When the papal letter was originally released, Catholic bishops called on Filipinos, Christians, and non-Christians alike, to study and reflect on the various points of the encyclical. Our Lady of Angels parish in Atimonan (Quezon province), was among the first to respond.

The local church decided to raise for environmental awareness by installing solar panels on the roof of its building. In switching to clean energy, the parish not only took advantage of the sun but also cut its energy bills.

For Cardinal Luis Antonio Tagle, whilst the document does not presume to settle scientific questions, “it offers a pastoral analysis and appeal nurtured by the Bible, Catholic social teachings, the pronouncements of Popes, and a reading of the current ecological conditions we are facing.”

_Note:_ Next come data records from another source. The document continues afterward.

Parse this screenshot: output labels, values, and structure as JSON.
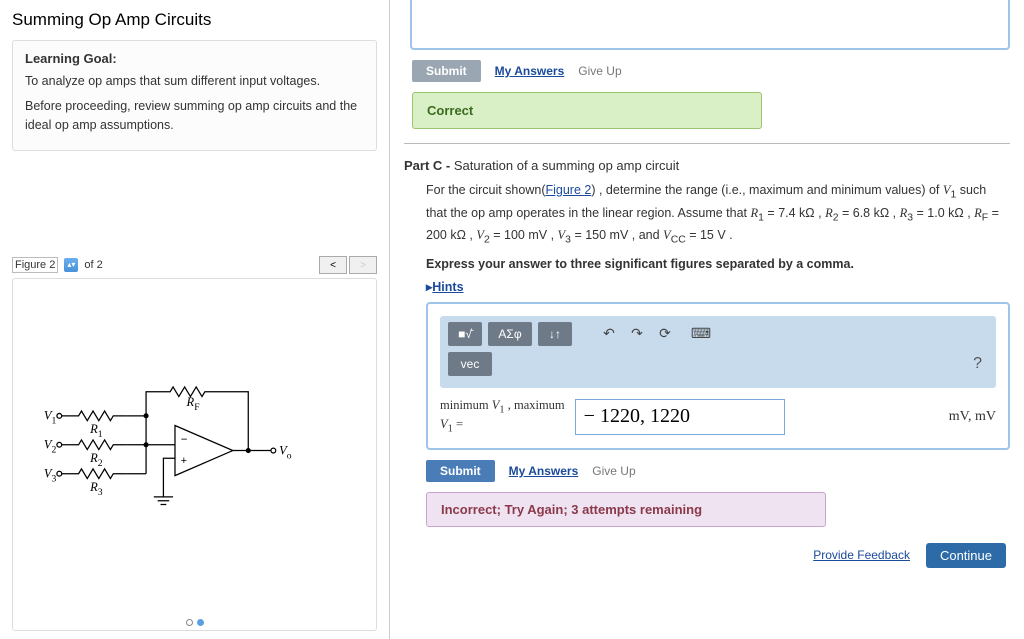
{
  "left": {
    "title": "Summing Op Amp Circuits",
    "goal_heading": "Learning Goal:",
    "goal_line1": "To analyze op amps that sum different input voltages.",
    "goal_line2": "Before proceeding, review summing op amp circuits and the ideal op amp assumptions.",
    "figure_label": "Figure 2",
    "figure_of": "of 2",
    "prev_label": "<",
    "next_label": ">",
    "circuit": {
      "v1": "V",
      "v1sub": "1",
      "v2": "V",
      "v2sub": "2",
      "v3": "V",
      "v3sub": "3",
      "r1": "R",
      "r1sub": "1",
      "r2": "R",
      "r2sub": "2",
      "r3": "R",
      "r3sub": "3",
      "rf": "R",
      "rfsub": "F",
      "vo": "V",
      "vosub": "o",
      "minus": "−",
      "plus": "+"
    }
  },
  "right": {
    "submit_label": "Submit",
    "my_answers": "My Answers",
    "give_up": "Give Up",
    "correct": "Correct",
    "part_prefix": "Part C - ",
    "part_title": "Saturation of a summing op amp circuit",
    "problem": {
      "intro": "For the circuit shown(",
      "figlink": "Figure 2",
      "cont1": ") , determine the range (i.e., maximum and minimum values) of ",
      "v1": "V",
      "v1sub": "1",
      "cont2": " such that the op amp operates in the linear region. Assume that ",
      "r1": "R",
      "r1sub": "1",
      "r1val": " = 7.4 kΩ , ",
      "r2": "R",
      "r2sub": "2",
      "r2val": " = 6.8 kΩ , ",
      "r3": "R",
      "r3sub": "3",
      "r3val": " = 1.0 kΩ , ",
      "rf": "R",
      "rfsub": "F",
      "rfval": " = 200 kΩ , ",
      "v2": "V",
      "v2sub": "2",
      "v2val": " = 100 mV , ",
      "v3": "V",
      "v3sub": "3",
      "v3val": " = 150 mV , and ",
      "vcc": "V",
      "vccsub": "CC",
      "vccval": " = 15 V ."
    },
    "express": "Express your answer to three significant figures separated by a comma.",
    "hints": "Hints",
    "toolbar": {
      "t1": "■√̄",
      "t2": "ΑΣφ",
      "t3": "↓↑",
      "undo": "↶",
      "redo": "↷",
      "reset": "⟳",
      "keyboard": "⌨",
      "vec": "vec",
      "help": "?"
    },
    "answer": {
      "label_line1": "minimum ",
      "label_v1": "V",
      "label_v1sub": "1",
      "label_max": " , maximum",
      "label_line2_v1": "V",
      "label_line2_sub": "1",
      "label_eq": " =",
      "value": "− 1220, 1220",
      "unit": "mV, mV"
    },
    "incorrect": "Incorrect; Try Again; 3 attempts remaining",
    "feedback": "Provide Feedback",
    "continue": "Continue"
  }
}
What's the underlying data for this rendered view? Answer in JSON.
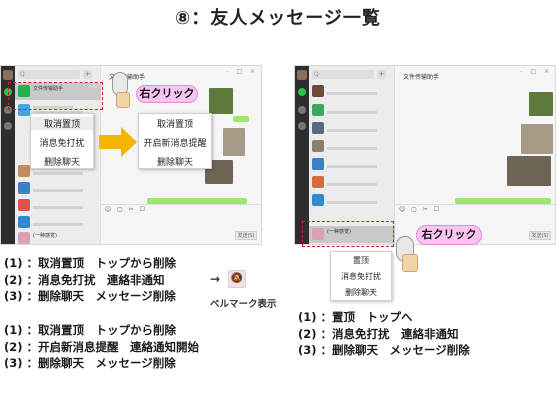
{
  "title": "⑧：友人メッセージ一覧",
  "left_screen": {
    "window_title": "文件传输助手",
    "search_placeholder": "Q",
    "chats": [
      {
        "name": "文件传输助手"
      },
      {
        "name": "微信团队"
      },
      {
        "name": ""
      },
      {
        "name": ""
      },
      {
        "name": "微信支付"
      },
      {
        "name": "腾讯新闻"
      },
      {
        "name": "微信公众平台"
      },
      {
        "name": "(一种感觉)"
      }
    ],
    "send_label": "发送(S)",
    "context_menu": [
      "取消置顶",
      "消息免打扰",
      "删除聊天"
    ],
    "context_menu_after": [
      "取消置顶",
      "开启新消息提醒",
      "删除聊天"
    ],
    "callout": "右クリック"
  },
  "right_screen": {
    "window_title": "文件传输助手",
    "search_placeholder": "Q",
    "chats": [
      {
        "name": ""
      },
      {
        "name": ""
      },
      {
        "name": ""
      },
      {
        "name": ""
      },
      {
        "name": ""
      },
      {
        "name": ""
      },
      {
        "name": ""
      },
      {
        "name": "(一种感觉)"
      }
    ],
    "send_label": "发送(S)",
    "context_menu": [
      "置顶",
      "消息免打扰",
      "删除聊天"
    ],
    "callout": "右クリック"
  },
  "left_list_a": [
    "(1) ：取消置顶　トップから削除",
    "(2) ：消息免打扰　連絡非通知",
    "(3) ：删除聊天　メッセージ削除"
  ],
  "arrow_label": "→",
  "bell_note": "ベルマーク表示",
  "left_list_b": [
    "(1) ：取消置顶　トップから削除",
    "(2) ：开启新消息提醒　連絡通知開始",
    "(3) ：删除聊天　メッセージ削除"
  ],
  "right_list": [
    "(1) ：置顶　トップへ",
    "(2) ：消息免打扰　連絡非通知",
    "(3) ：删除聊天　メッセージ削除"
  ],
  "colors": {
    "callout_fill": "#f9c4f2",
    "dash": "#d01919",
    "arrow": "#f5b400",
    "selected_row": "#c9c9c9"
  }
}
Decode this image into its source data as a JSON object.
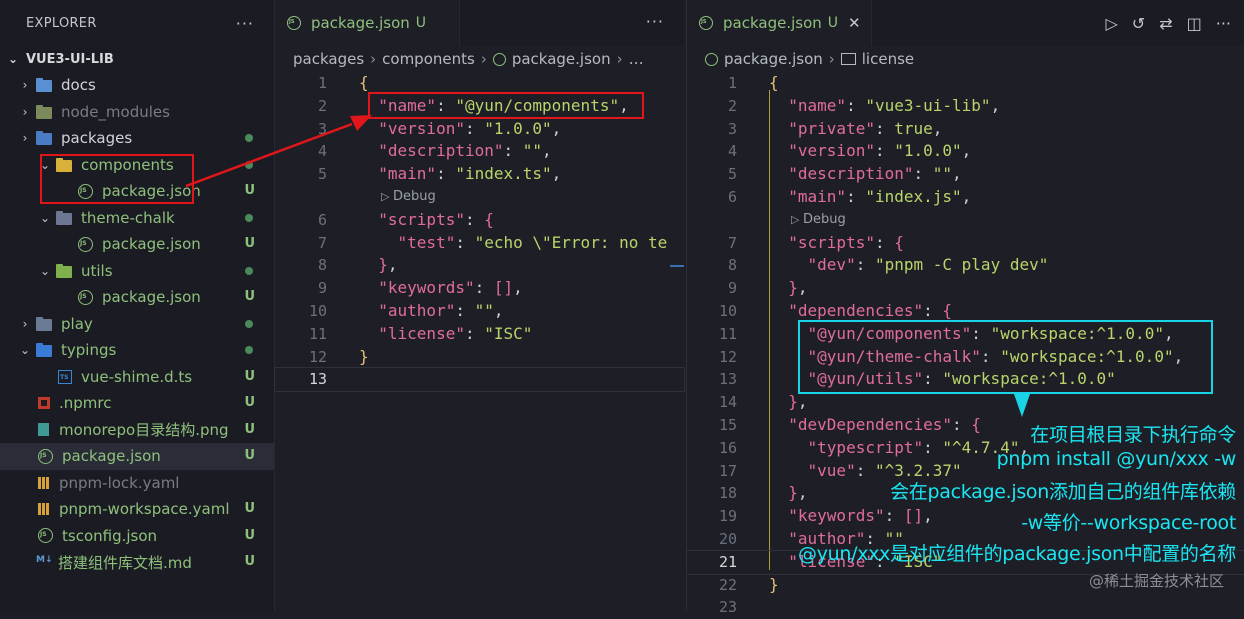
{
  "explorer": {
    "title": "EXPLORER",
    "menu": "···",
    "root": "VUE3-UI-LIB",
    "items": [
      {
        "label": "docs",
        "chev": "›",
        "icon": "folder-docs",
        "status": "none",
        "style": "normal"
      },
      {
        "label": "node_modules",
        "chev": "›",
        "icon": "folder-nm",
        "status": "none",
        "style": "dim"
      },
      {
        "label": "packages",
        "chev": "›",
        "icon": "folder-pkg",
        "status": "dot",
        "style": "normal"
      },
      {
        "label": "components",
        "chev": "⌄",
        "icon": "folder-comp",
        "status": "dot",
        "style": "green"
      },
      {
        "label": "package.json",
        "icon": "js",
        "status": "U",
        "style": "green"
      },
      {
        "label": "theme-chalk",
        "chev": "⌄",
        "icon": "folder-theme",
        "status": "dot",
        "style": "green"
      },
      {
        "label": "package.json",
        "icon": "js",
        "status": "U",
        "style": "green"
      },
      {
        "label": "utils",
        "chev": "⌄",
        "icon": "folder-utils",
        "status": "dot",
        "style": "green"
      },
      {
        "label": "package.json",
        "icon": "js",
        "status": "U",
        "style": "green"
      },
      {
        "label": "play",
        "chev": "›",
        "icon": "folder-play",
        "status": "dot",
        "style": "green"
      },
      {
        "label": "typings",
        "chev": "⌄",
        "icon": "folder-typ",
        "status": "dot",
        "style": "green"
      },
      {
        "label": "vue-shime.d.ts",
        "icon": "ts",
        "status": "U",
        "style": "green"
      },
      {
        "label": ".npmrc",
        "icon": "npm",
        "status": "U",
        "style": "green"
      },
      {
        "label": "monorepo目录结构.png",
        "icon": "img",
        "status": "U",
        "style": "green"
      },
      {
        "label": "package.json",
        "icon": "js",
        "status": "U",
        "style": "green"
      },
      {
        "label": "pnpm-lock.yaml",
        "icon": "yaml",
        "status": "none",
        "style": "dim"
      },
      {
        "label": "pnpm-workspace.yaml",
        "icon": "yaml",
        "status": "U",
        "style": "green"
      },
      {
        "label": "tsconfig.json",
        "icon": "js",
        "status": "U",
        "style": "green"
      },
      {
        "label": "搭建组件库文档.md",
        "icon": "md",
        "status": "U",
        "style": "green"
      }
    ]
  },
  "left_editor": {
    "tab": {
      "label": "package.json",
      "status": "U"
    },
    "menu": "···",
    "breadcrumb": [
      "packages",
      "components",
      "package.json",
      "…"
    ],
    "codelens": "Debug",
    "lines": [
      {
        "n": "1",
        "parts": [
          [
            "b",
            "{"
          ]
        ]
      },
      {
        "n": "2",
        "parts": [
          [
            "p",
            "  "
          ],
          [
            "k",
            "\"name\""
          ],
          [
            "p",
            ": "
          ],
          [
            "s",
            "\"@yun/components\""
          ],
          [
            "p",
            ","
          ]
        ]
      },
      {
        "n": "3",
        "parts": [
          [
            "p",
            "  "
          ],
          [
            "k",
            "\"version\""
          ],
          [
            "p",
            ": "
          ],
          [
            "s",
            "\"1.0.0\""
          ],
          [
            "p",
            ","
          ]
        ]
      },
      {
        "n": "4",
        "parts": [
          [
            "p",
            "  "
          ],
          [
            "k",
            "\"description\""
          ],
          [
            "p",
            ": "
          ],
          [
            "s",
            "\"\""
          ],
          [
            "p",
            ","
          ]
        ]
      },
      {
        "n": "5",
        "parts": [
          [
            "p",
            "  "
          ],
          [
            "k",
            "\"main\""
          ],
          [
            "p",
            ": "
          ],
          [
            "s",
            "\"index.ts\""
          ],
          [
            "p",
            ","
          ]
        ]
      },
      {
        "n": "6",
        "parts": [
          [
            "p",
            "  "
          ],
          [
            "k",
            "\"scripts\""
          ],
          [
            "p",
            ": "
          ],
          [
            "kw",
            "{"
          ]
        ]
      },
      {
        "n": "7",
        "parts": [
          [
            "p",
            "    "
          ],
          [
            "k",
            "\"test\""
          ],
          [
            "p",
            ": "
          ],
          [
            "s",
            "\"echo \\\"Error: no te"
          ]
        ]
      },
      {
        "n": "8",
        "parts": [
          [
            "p",
            "  "
          ],
          [
            "kw",
            "}"
          ],
          [
            "p",
            ","
          ]
        ]
      },
      {
        "n": "9",
        "parts": [
          [
            "p",
            "  "
          ],
          [
            "k",
            "\"keywords\""
          ],
          [
            "p",
            ": "
          ],
          [
            "kw",
            "[]"
          ],
          [
            "p",
            ","
          ]
        ]
      },
      {
        "n": "10",
        "parts": [
          [
            "p",
            "  "
          ],
          [
            "k",
            "\"author\""
          ],
          [
            "p",
            ": "
          ],
          [
            "s",
            "\"\""
          ],
          [
            "p",
            ","
          ]
        ]
      },
      {
        "n": "11",
        "parts": [
          [
            "p",
            "  "
          ],
          [
            "k",
            "\"license\""
          ],
          [
            "p",
            ": "
          ],
          [
            "s",
            "\"ISC\""
          ]
        ]
      },
      {
        "n": "12",
        "parts": [
          [
            "b",
            "}"
          ]
        ]
      },
      {
        "n": "13",
        "parts": []
      }
    ]
  },
  "right_editor": {
    "tab": {
      "label": "package.json",
      "status": "U",
      "close": "✕"
    },
    "toolbar_icons": [
      "run-icon",
      "history-icon",
      "compare-icon",
      "split-editor-icon",
      "more-icon"
    ],
    "breadcrumb": [
      "package.json",
      "license"
    ],
    "codelens": "Debug",
    "lines": [
      {
        "n": "1",
        "parts": [
          [
            "b",
            "{"
          ]
        ]
      },
      {
        "n": "2",
        "parts": [
          [
            "p",
            "  "
          ],
          [
            "k",
            "\"name\""
          ],
          [
            "p",
            ": "
          ],
          [
            "s",
            "\"vue3-ui-lib\""
          ],
          [
            "p",
            ","
          ]
        ]
      },
      {
        "n": "3",
        "parts": [
          [
            "p",
            "  "
          ],
          [
            "k",
            "\"private\""
          ],
          [
            "p",
            ": "
          ],
          [
            "s",
            "true"
          ],
          [
            "p",
            ","
          ]
        ]
      },
      {
        "n": "4",
        "parts": [
          [
            "p",
            "  "
          ],
          [
            "k",
            "\"version\""
          ],
          [
            "p",
            ": "
          ],
          [
            "s",
            "\"1.0.0\""
          ],
          [
            "p",
            ","
          ]
        ]
      },
      {
        "n": "5",
        "parts": [
          [
            "p",
            "  "
          ],
          [
            "k",
            "\"description\""
          ],
          [
            "p",
            ": "
          ],
          [
            "s",
            "\"\""
          ],
          [
            "p",
            ","
          ]
        ]
      },
      {
        "n": "6",
        "parts": [
          [
            "p",
            "  "
          ],
          [
            "k",
            "\"main\""
          ],
          [
            "p",
            ": "
          ],
          [
            "s",
            "\"index.js\""
          ],
          [
            "p",
            ","
          ]
        ]
      },
      {
        "n": "7",
        "parts": [
          [
            "p",
            "  "
          ],
          [
            "k",
            "\"scripts\""
          ],
          [
            "p",
            ": "
          ],
          [
            "kw",
            "{"
          ]
        ]
      },
      {
        "n": "8",
        "parts": [
          [
            "p",
            "    "
          ],
          [
            "k",
            "\"dev\""
          ],
          [
            "p",
            ": "
          ],
          [
            "s",
            "\"pnpm -C play dev\""
          ]
        ]
      },
      {
        "n": "9",
        "parts": [
          [
            "p",
            "  "
          ],
          [
            "kw",
            "}"
          ],
          [
            "p",
            ","
          ]
        ]
      },
      {
        "n": "10",
        "parts": [
          [
            "p",
            "  "
          ],
          [
            "k",
            "\"dependencies\""
          ],
          [
            "p",
            ": "
          ],
          [
            "kw",
            "{"
          ]
        ]
      },
      {
        "n": "11",
        "parts": [
          [
            "p",
            "    "
          ],
          [
            "k",
            "\"@yun/components\""
          ],
          [
            "p",
            ": "
          ],
          [
            "s",
            "\"workspace:^1.0.0\""
          ],
          [
            "p",
            ","
          ]
        ]
      },
      {
        "n": "12",
        "parts": [
          [
            "p",
            "    "
          ],
          [
            "k",
            "\"@yun/theme-chalk\""
          ],
          [
            "p",
            ": "
          ],
          [
            "s",
            "\"workspace:^1.0.0\""
          ],
          [
            "p",
            ","
          ]
        ]
      },
      {
        "n": "13",
        "parts": [
          [
            "p",
            "    "
          ],
          [
            "k",
            "\"@yun/utils\""
          ],
          [
            "p",
            ": "
          ],
          [
            "s",
            "\"workspace:^1.0.0\""
          ]
        ]
      },
      {
        "n": "14",
        "parts": [
          [
            "p",
            "  "
          ],
          [
            "kw",
            "}"
          ],
          [
            "p",
            ","
          ]
        ]
      },
      {
        "n": "15",
        "parts": [
          [
            "p",
            "  "
          ],
          [
            "k",
            "\"devDependencies\""
          ],
          [
            "p",
            ": "
          ],
          [
            "kw",
            "{"
          ]
        ]
      },
      {
        "n": "16",
        "parts": [
          [
            "p",
            "    "
          ],
          [
            "k",
            "\"typescript\""
          ],
          [
            "p",
            ": "
          ],
          [
            "s",
            "\"^4.7.4\""
          ],
          [
            "p",
            ","
          ]
        ]
      },
      {
        "n": "17",
        "parts": [
          [
            "p",
            "    "
          ],
          [
            "k",
            "\"vue\""
          ],
          [
            "p",
            ": "
          ],
          [
            "s",
            "\"^3.2.37\""
          ]
        ]
      },
      {
        "n": "18",
        "parts": [
          [
            "p",
            "  "
          ],
          [
            "kw",
            "}"
          ],
          [
            "p",
            ","
          ]
        ]
      },
      {
        "n": "19",
        "parts": [
          [
            "p",
            "  "
          ],
          [
            "k",
            "\"keywords\""
          ],
          [
            "p",
            ": "
          ],
          [
            "kw",
            "[]"
          ],
          [
            "p",
            ","
          ]
        ]
      },
      {
        "n": "20",
        "parts": [
          [
            "p",
            "  "
          ],
          [
            "k",
            "\"author\""
          ],
          [
            "p",
            ": "
          ],
          [
            "s",
            "\"\""
          ]
        ]
      },
      {
        "n": "21",
        "parts": [
          [
            "p",
            "  "
          ],
          [
            "k",
            "\"license\""
          ],
          [
            "p",
            ": "
          ],
          [
            "s",
            "\"ISC\""
          ]
        ]
      },
      {
        "n": "22",
        "parts": [
          [
            "b",
            "}"
          ]
        ]
      },
      {
        "n": "23",
        "parts": []
      }
    ]
  },
  "annotation": {
    "lines": [
      "在项目根目录下执行命令",
      "pnpm install @yun/xxx -w",
      "会在package.json添加自己的组件库依赖",
      "-w等价--workspace-root",
      "@yun/xxx是对应组件的package.json中配置的名称"
    ]
  },
  "watermark": "@稀土掘金技术社区",
  "colors": {
    "annotation_red": "#e0161b",
    "annotation_cyan": "#19d3e6",
    "untracked_green": "#8ec07c"
  }
}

Similarly, Archbishop Socrates Villegas, who is the president of the Catholic Bishops’ Conference of the Philippines, pointed out that “Laudato Si teaches us that the core of the matter of climate change is justice.”

Fr Emmanuel Villareal, parish priest in Our Lady of the Angels, Atimonan, said that environmental conversion was welcome news.

“By making a small step towards becoming a ‘green church,’ we are providing our people a strong message that switching to renewables is possible and we, starting with our communities, can do it now”, the clergyman said.

The church’s new 5 KW grid type system will meet almost half of its daytime electricity needs. This will roughly save 12,000 pesos (US$ 255) from its monthly bill.

But for Our Lady of Angels Parish, this is not enough. The Parish is in fact leading a fight against the construction of a 1,200mw coal-fired power plant near Villa Ibaba, in Atimonan, which is in the Diocese of Lucena.

What is more, Caritas Philippines said that it fully supports the parish, which is in the Diocese of Lucena.